Fundtech and S1 agreed an all-stock merger in July, with a shareholder vote slated for October. However, yesterday the former revealed that it has received a cash offer of $23.33 per share from private equity firm GTCR, a 33% premium on the previous day's closing price.
Judging the new bid a "company superior offer", Fundtech informed S1 of its intention to change its recommendation to shareholders, terminate their merger agreement and enter into a written definitive deal with GTCR.
S1 was given five days to return with a new offer but has agreed to kill the merger deal in exchange for a termination fee of $11.9 million, paid by GTCR.
Fundtech will now set up a shareholders meeting in the coming days to seal the acquisition in the fourth quarter. It would then be merged with BankServ, a US payments technology provider acquired by the PE firm last month. The combined outfit would be called Fundtech Inc, headquartered in Jersey City and led by current Fundtech CEO Reuven Ben Menachem.
However, despite the setback, S1 insists it will not now turn its attentions to ACI Worldwide, which has embarked on an aggressive campaign to thwart the Fundtech deal and buy S1 itself.

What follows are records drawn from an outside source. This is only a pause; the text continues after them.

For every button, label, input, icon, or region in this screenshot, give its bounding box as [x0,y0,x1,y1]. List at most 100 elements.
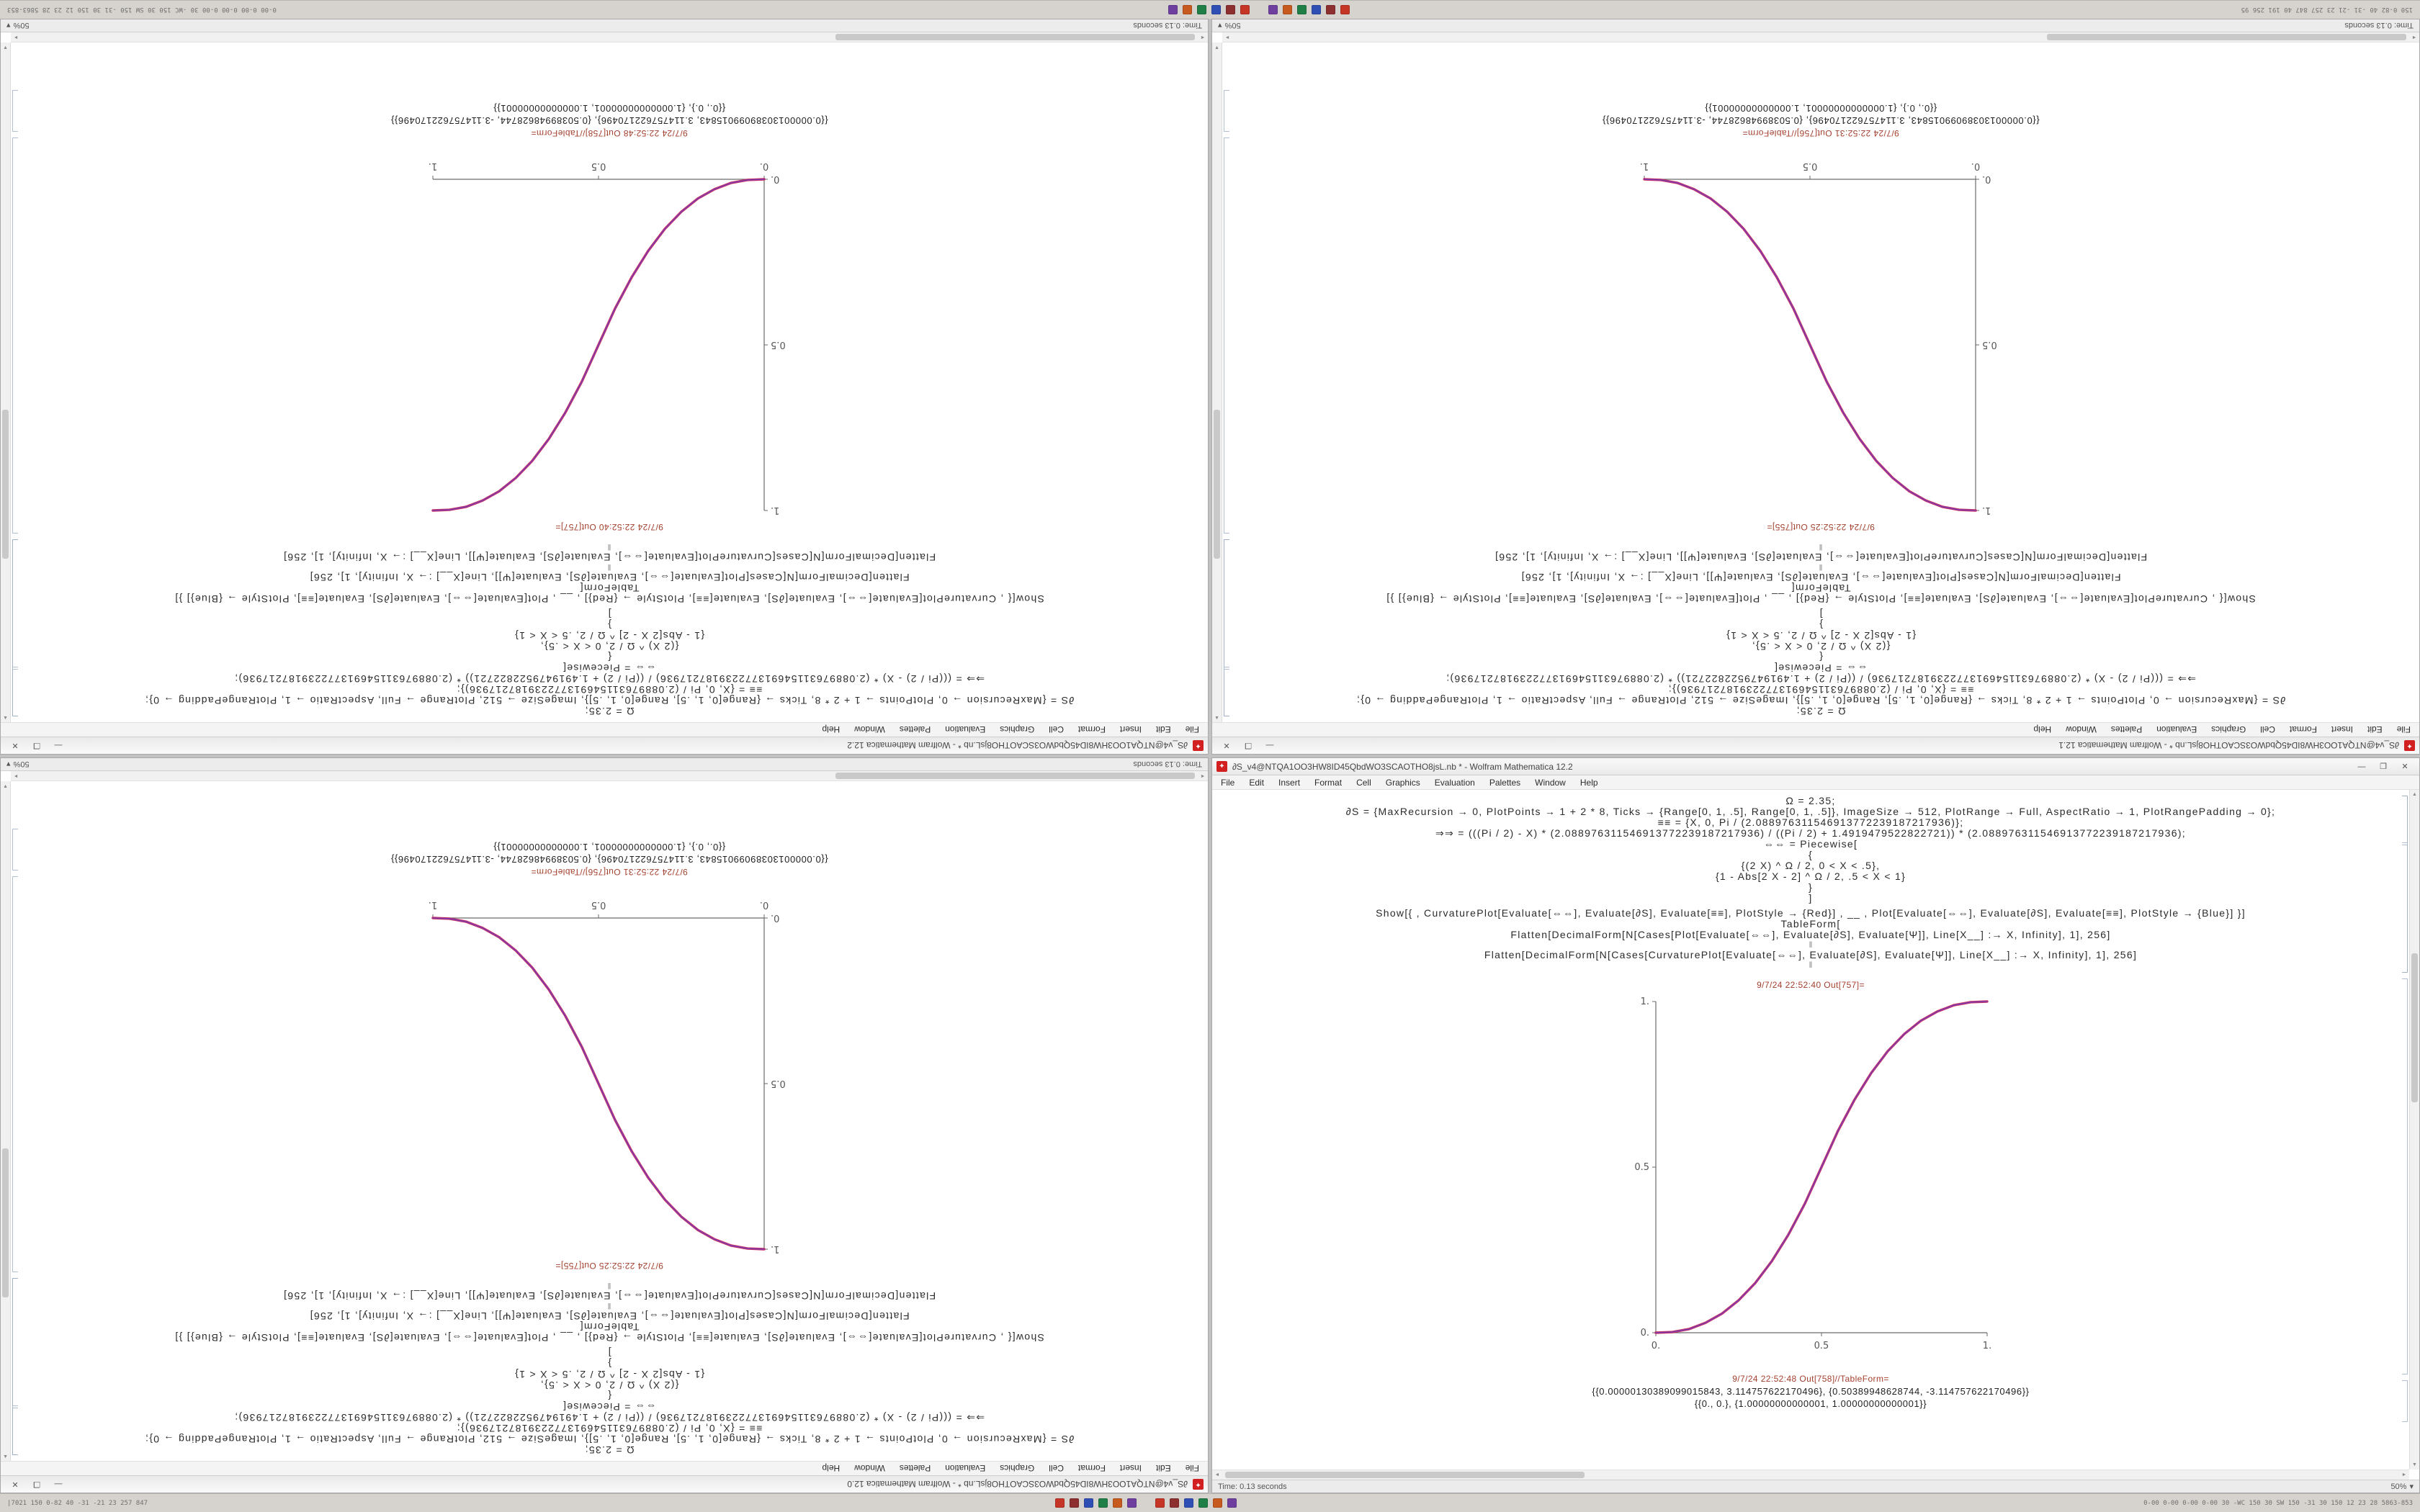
input-cell[interactable]: ≡≡ = {X, 0, Pi / (2.08897631154691377223… [456,684,763,696]
input-cell[interactable]: Show[{ , CurvaturePlot[Evaluate[⇔⇔], Eva… [1376,907,2246,919]
cell-bracket[interactable] [2402,978,2408,1374]
input-cell[interactable]: ⇔⇔ = Piecewise[ [1773,662,1868,674]
input-cell[interactable]: TableForm[ [579,582,640,594]
horizontal-scroll-thumb[interactable] [835,34,1195,40]
menu-item-file[interactable]: File [1221,777,1235,788]
input-cell[interactable]: {1 - Abs[2 X - 2] ^ Ω / 2, .5 < X < 1} [1725,630,1917,642]
input-cell[interactable]: ∂S = {MaxRecursion → 0, PlotPoints → 1 +… [1355,695,2286,706]
scroll-up-icon[interactable]: ▲ [3,715,8,720]
taskbar-app-icon[interactable] [1196,5,1206,14]
input-cell[interactable]: TableForm[ [1791,582,1851,594]
scroll-left-icon[interactable]: ◄ [1200,773,1206,778]
input-cell[interactable]: { [607,652,611,663]
taskbar-app-icon[interactable] [1155,1498,1165,1508]
cell-bracket[interactable] [2402,845,2408,973]
window-titlebar[interactable]: ✦ ∂S_v4@NTQA1OO3HW8ID45QbdWO3SCAOTHO8jsL… [1,737,1208,754]
scroll-down-icon[interactable]: ▼ [2412,1462,2417,1467]
cell-separator[interactable]: ‖ [1819,542,1823,552]
taskbar-app-icon[interactable] [1225,5,1235,14]
taskbar-app-icon[interactable] [1311,5,1321,14]
input-cell[interactable]: {(2 X) ^ Ω / 2, 0 < X < .5}, [1751,641,1891,652]
input-cell[interactable]: Flatten[DecimalForm[N[Cases[Plot[Evaluat… [1520,572,2121,583]
menu-item-insert[interactable]: Insert [1278,777,1301,788]
menu-item-graphics[interactable]: Graphics [2211,724,2246,735]
horizontal-scrollbar[interactable]: ◄ ► [1212,1470,2409,1480]
taskbar-app-icon[interactable] [1211,5,1221,14]
cell-bracket[interactable] [12,876,18,1272]
menu-item-window[interactable]: Window [1535,777,1566,788]
input-cell[interactable]: } [607,1358,611,1369]
input-cell[interactable]: ≡≡ = {X, 0, Pi / (2.08897631154691377223… [1657,816,1964,828]
input-cell[interactable]: Ω = 2.35; [584,706,635,717]
input-cell[interactable]: ⇒⇒ = (((Pi / 2) - X) * (2.08897631154691… [234,673,985,685]
input-cell[interactable]: ∂S = {MaxRecursion → 0, PlotPoints → 1 +… [144,695,1075,706]
menu-item-evaluation[interactable]: Evaluation [945,724,986,735]
input-cell[interactable]: Flatten[DecimalForm[N[Cases[Plot[Evaluat… [309,1310,910,1322]
menu-item-format[interactable]: Format [1077,724,1106,735]
menu-item-window[interactable]: Window [854,724,885,735]
cell-bracket[interactable] [12,1408,18,1455]
cell-separator[interactable]: ‖ [607,562,611,572]
input-cell[interactable]: Flatten[DecimalForm[N[Cases[CurvaturePlo… [282,1290,936,1302]
magnification-control[interactable]: 50% ▾ [1218,21,1241,30]
menu-item-palettes[interactable]: Palettes [1489,777,1521,788]
cell-bracket[interactable] [12,539,18,667]
horizontal-scrollbar[interactable]: ◄ ► [1222,32,2419,42]
menu-item-format[interactable]: Format [1314,777,1343,788]
horizontal-scroll-thumb[interactable] [2047,34,2406,40]
menu-item-help[interactable]: Help [822,724,841,735]
menu-item-graphics[interactable]: Graphics [1000,724,1035,735]
taskbar-app-icon[interactable] [1340,5,1350,14]
vertical-scroll-thumb[interactable] [2,1148,9,1298]
menu-item-file[interactable]: File [1185,724,1199,735]
window-titlebar[interactable]: ✦ ∂S_v4@NTQA1OO3HW8ID45QbdWO3SCAOTHO8jsL… [1212,758,2419,775]
taskbar-app-icon[interactable] [1282,5,1292,14]
input-cell[interactable]: Ω = 2.35; [1796,706,1846,717]
taskbar-app-icon[interactable] [1182,5,1192,14]
taskbar-app-icon[interactable] [1083,1498,1093,1508]
cell-bracket[interactable] [2402,796,2408,843]
vertical-scroll-thumb[interactable] [1214,409,1220,559]
cell-bracket[interactable] [1224,539,1229,667]
maximize-button[interactable]: ❐ [33,1480,40,1488]
horizontal-scrollbar[interactable]: ◄ ► [11,771,1208,781]
magnification-control[interactable]: 50% ▾ [6,760,30,769]
cell-bracket[interactable] [12,138,18,534]
vertical-scroll-thumb[interactable] [2,409,9,559]
horizontal-scrollbar[interactable]: ◄ ► [11,32,1208,42]
input-cell[interactable]: Flatten[DecimalForm[N[Cases[Plot[Evaluat… [309,572,910,583]
menu-item-edit[interactable]: Edit [1249,777,1265,788]
menu-item-evaluation[interactable]: Evaluation [2156,724,2197,735]
menu-item-cell[interactable]: Cell [1049,1463,1064,1474]
close-button[interactable]: ✕ [12,1480,19,1488]
scroll-up-icon[interactable]: ▲ [3,1454,8,1459]
input-cell[interactable]: Flatten[DecimalForm[N[Cases[CurvaturePlo… [282,552,936,563]
cell-separator[interactable]: ‖ [607,1281,611,1291]
scroll-down-icon[interactable]: ▼ [3,783,8,788]
scroll-up-icon[interactable]: ▲ [1214,715,1219,720]
menu-item-help[interactable]: Help [2033,724,2052,735]
taskbar-app-icon[interactable] [1212,1498,1222,1508]
menu-item-window[interactable]: Window [854,1463,885,1474]
scroll-down-icon[interactable]: ▼ [1214,45,1219,50]
input-cell[interactable]: ∂S = {MaxRecursion → 0, PlotPoints → 1 +… [1345,806,2276,817]
input-cell[interactable]: Ω = 2.35; [584,1444,635,1456]
close-button[interactable]: ✕ [12,741,19,750]
taskbar-app-icon[interactable] [1112,1498,1122,1508]
scroll-right-icon[interactable]: ► [2401,1472,2407,1477]
input-cell[interactable]: { [607,1390,611,1402]
minimize-button[interactable]: — [54,741,63,750]
input-cell[interactable]: Ω = 2.35; [1785,795,1836,806]
input-cell[interactable]: ⇒⇒ = (((Pi / 2) - X) * (2.08897631154691… [1435,827,2186,839]
input-cell[interactable]: Show[{ , CurvaturePlot[Evaluate[⇔⇔], Eva… [174,593,1044,605]
input-cell[interactable]: {(2 X) ^ Ω / 2, 0 < X < .5}, [539,641,679,652]
taskbar-app-icon[interactable] [1183,1498,1193,1508]
cell-separator[interactable]: ‖ [607,542,611,552]
input-cell[interactable]: {1 - Abs[2 X - 2] ^ Ω / 2, .5 < X < 1} [514,1369,705,1380]
input-cell[interactable]: ] [607,608,611,620]
minimize-button[interactable]: — [54,1480,63,1489]
input-cell[interactable]: Flatten[DecimalForm[N[Cases[CurvaturePlo… [1494,552,2148,563]
taskbar-app-icon[interactable] [1098,1498,1108,1508]
window-titlebar[interactable]: ✦ ∂S_v4@NTQA1OO3HW8ID45QbdWO3SCAOTHO8jsL… [1,1475,1208,1493]
taskbar-app-icon[interactable] [1168,5,1178,14]
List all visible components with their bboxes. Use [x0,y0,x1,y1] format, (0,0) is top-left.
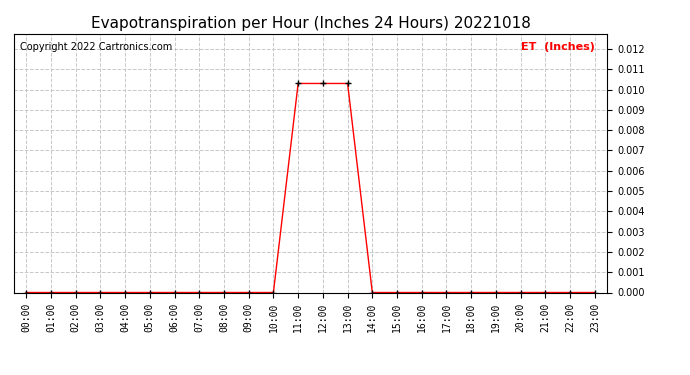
Title: Evapotranspiration per Hour (Inches 24 Hours) 20221018: Evapotranspiration per Hour (Inches 24 H… [90,16,531,31]
Text: ET  (Inches): ET (Inches) [522,42,595,51]
Text: Copyright 2022 Cartronics.com: Copyright 2022 Cartronics.com [20,42,172,51]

Says a statement: "Despite today's announcement, S1's Board of Directors has not changed its recommendation with respect to ACI Worldwide's conditional exchange offer announced on August 30, 2011. The S1 Board of Directors firmly believes that the exchange offer is NOT in the best interests of S1 or its stockholders and recommends that S1 stockholders NOT tender their S1 shares pursuant to the exchange offer."